Au fait, était-ce si insensé que celà ? Dernièrement, un savant anglais trouvait bien que la terre pèse 120 mille trillions de quintaux, qu’il faudrait une machine à vapeur de 10 000 chevaux, actionnée pendant 70 milliards d’années, qui consommerait 80 000 billions de quintaux de charbon qui nécessiteraient 200 billions de wagons pour le transport.

C’est certainement assimilable au songe aussi ridicule qu’amusant de ce pauvre curé de campagne qui rêvait d’établir un service postal entre la terre et la lune à l’aide de boulets de canon.

Et, à propos de poste, il recevait une revue d’astronomie et pendant deux ou trois mois de suite, la poste, se trompant, l’envoyait à mon père qui recevait beaucoup de journaux, et je dois faire amende honorable de mon espièglerie, j’avais mis de côté tous les numéros, et l’année suivante, à jours fixes, avec un timbre neuf collé sur l’ancien, je lui envoyais sa revue.

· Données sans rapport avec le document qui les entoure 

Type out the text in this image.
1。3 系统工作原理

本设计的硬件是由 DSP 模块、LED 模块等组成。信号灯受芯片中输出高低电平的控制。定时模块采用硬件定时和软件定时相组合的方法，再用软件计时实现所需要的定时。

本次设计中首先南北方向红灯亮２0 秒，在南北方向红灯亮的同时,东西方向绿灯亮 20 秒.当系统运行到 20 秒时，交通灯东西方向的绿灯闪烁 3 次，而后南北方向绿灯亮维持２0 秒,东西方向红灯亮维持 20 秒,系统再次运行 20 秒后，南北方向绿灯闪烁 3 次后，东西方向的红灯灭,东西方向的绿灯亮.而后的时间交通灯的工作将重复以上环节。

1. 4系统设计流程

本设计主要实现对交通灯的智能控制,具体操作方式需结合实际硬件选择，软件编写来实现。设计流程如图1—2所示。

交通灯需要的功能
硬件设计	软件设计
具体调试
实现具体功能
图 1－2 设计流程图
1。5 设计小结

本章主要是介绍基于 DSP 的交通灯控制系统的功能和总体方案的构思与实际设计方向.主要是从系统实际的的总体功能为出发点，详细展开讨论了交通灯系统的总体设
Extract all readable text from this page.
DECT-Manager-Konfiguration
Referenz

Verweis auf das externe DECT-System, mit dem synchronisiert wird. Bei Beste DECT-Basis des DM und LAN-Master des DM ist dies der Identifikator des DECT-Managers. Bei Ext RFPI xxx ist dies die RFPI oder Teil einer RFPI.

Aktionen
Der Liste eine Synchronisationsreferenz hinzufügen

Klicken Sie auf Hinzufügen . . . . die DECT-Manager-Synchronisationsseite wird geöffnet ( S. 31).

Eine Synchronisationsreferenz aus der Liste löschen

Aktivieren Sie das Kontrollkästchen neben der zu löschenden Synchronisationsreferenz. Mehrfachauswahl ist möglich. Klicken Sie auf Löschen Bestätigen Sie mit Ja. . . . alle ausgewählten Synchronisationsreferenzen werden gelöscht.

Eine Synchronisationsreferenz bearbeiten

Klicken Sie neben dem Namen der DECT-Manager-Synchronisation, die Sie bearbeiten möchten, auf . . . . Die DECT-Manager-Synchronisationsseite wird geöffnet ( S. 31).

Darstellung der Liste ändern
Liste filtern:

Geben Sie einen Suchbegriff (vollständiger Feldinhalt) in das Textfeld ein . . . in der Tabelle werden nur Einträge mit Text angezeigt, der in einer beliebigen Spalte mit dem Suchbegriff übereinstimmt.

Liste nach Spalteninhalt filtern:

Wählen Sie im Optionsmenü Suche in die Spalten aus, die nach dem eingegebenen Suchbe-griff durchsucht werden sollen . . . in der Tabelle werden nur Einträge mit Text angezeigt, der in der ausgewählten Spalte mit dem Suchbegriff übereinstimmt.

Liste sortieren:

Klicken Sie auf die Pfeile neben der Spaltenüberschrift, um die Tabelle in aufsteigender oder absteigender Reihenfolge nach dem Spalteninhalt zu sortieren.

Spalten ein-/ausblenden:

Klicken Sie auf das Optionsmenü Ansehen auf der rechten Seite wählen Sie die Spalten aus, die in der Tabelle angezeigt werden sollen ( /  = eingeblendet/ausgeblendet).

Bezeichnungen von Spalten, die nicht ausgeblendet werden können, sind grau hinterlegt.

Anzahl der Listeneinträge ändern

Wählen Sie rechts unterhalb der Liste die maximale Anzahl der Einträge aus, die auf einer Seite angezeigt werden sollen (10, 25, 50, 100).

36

Le malheureux, si fort en astronomie — car il l’était vraiment en dehors de son dada de prédilection — n’a jamais pu comprendre comment, pendant trois mois, sa revue avait mis juste un an à lui parvenir par la poste.

Comment s’appelait-il ? j’ai oublié son nom ; quand est-il mort ? je l’ignore. — J’ai écrit plusieurs fois au maire de Médan, lui mettant un timbre dans la lettre pour la réponse et je l’attends toujours, d’où je conclus que ce malheureux maire ne sait ni lire ni écrire — pas même épeler le manuel de la civilité puérile et honnête.

Mais c’est égal, cette figure rude et fruste de ce vieux curé alsacien et passionnément astronome, m’est restée gravée dans la mémoire et, depuis j’y ai songé bien souvent aux heures mélancoliques du retour vers la prime jeunesse.

Quand vous retournerez à Médan, mon cher Maître et ami, parlez en donc aux anciens, ça vous amusera et ils seront certainement plus loquaces que M. le Maire.

Votre bien dévoué,

Paul Vibert.

P. S. — À la dernière minute je reçois une lettre bien tardive du Maire de Médan qui me dit que ce brave curé alsacien s’appelait Maupert, qu’il est resté une douzaine d’années à Médan et qu’il en est parti en 1872 pour aller à Saint-Denis, où il est mort depuis. Voilà qui précise mon histoire authentique du curé astronome. Mieux vaut tard que jamais !



  1. Le lecteur a déjà compris que ceci a été écrit pendant affaire Dreyfus, alors que Zola était à Londres.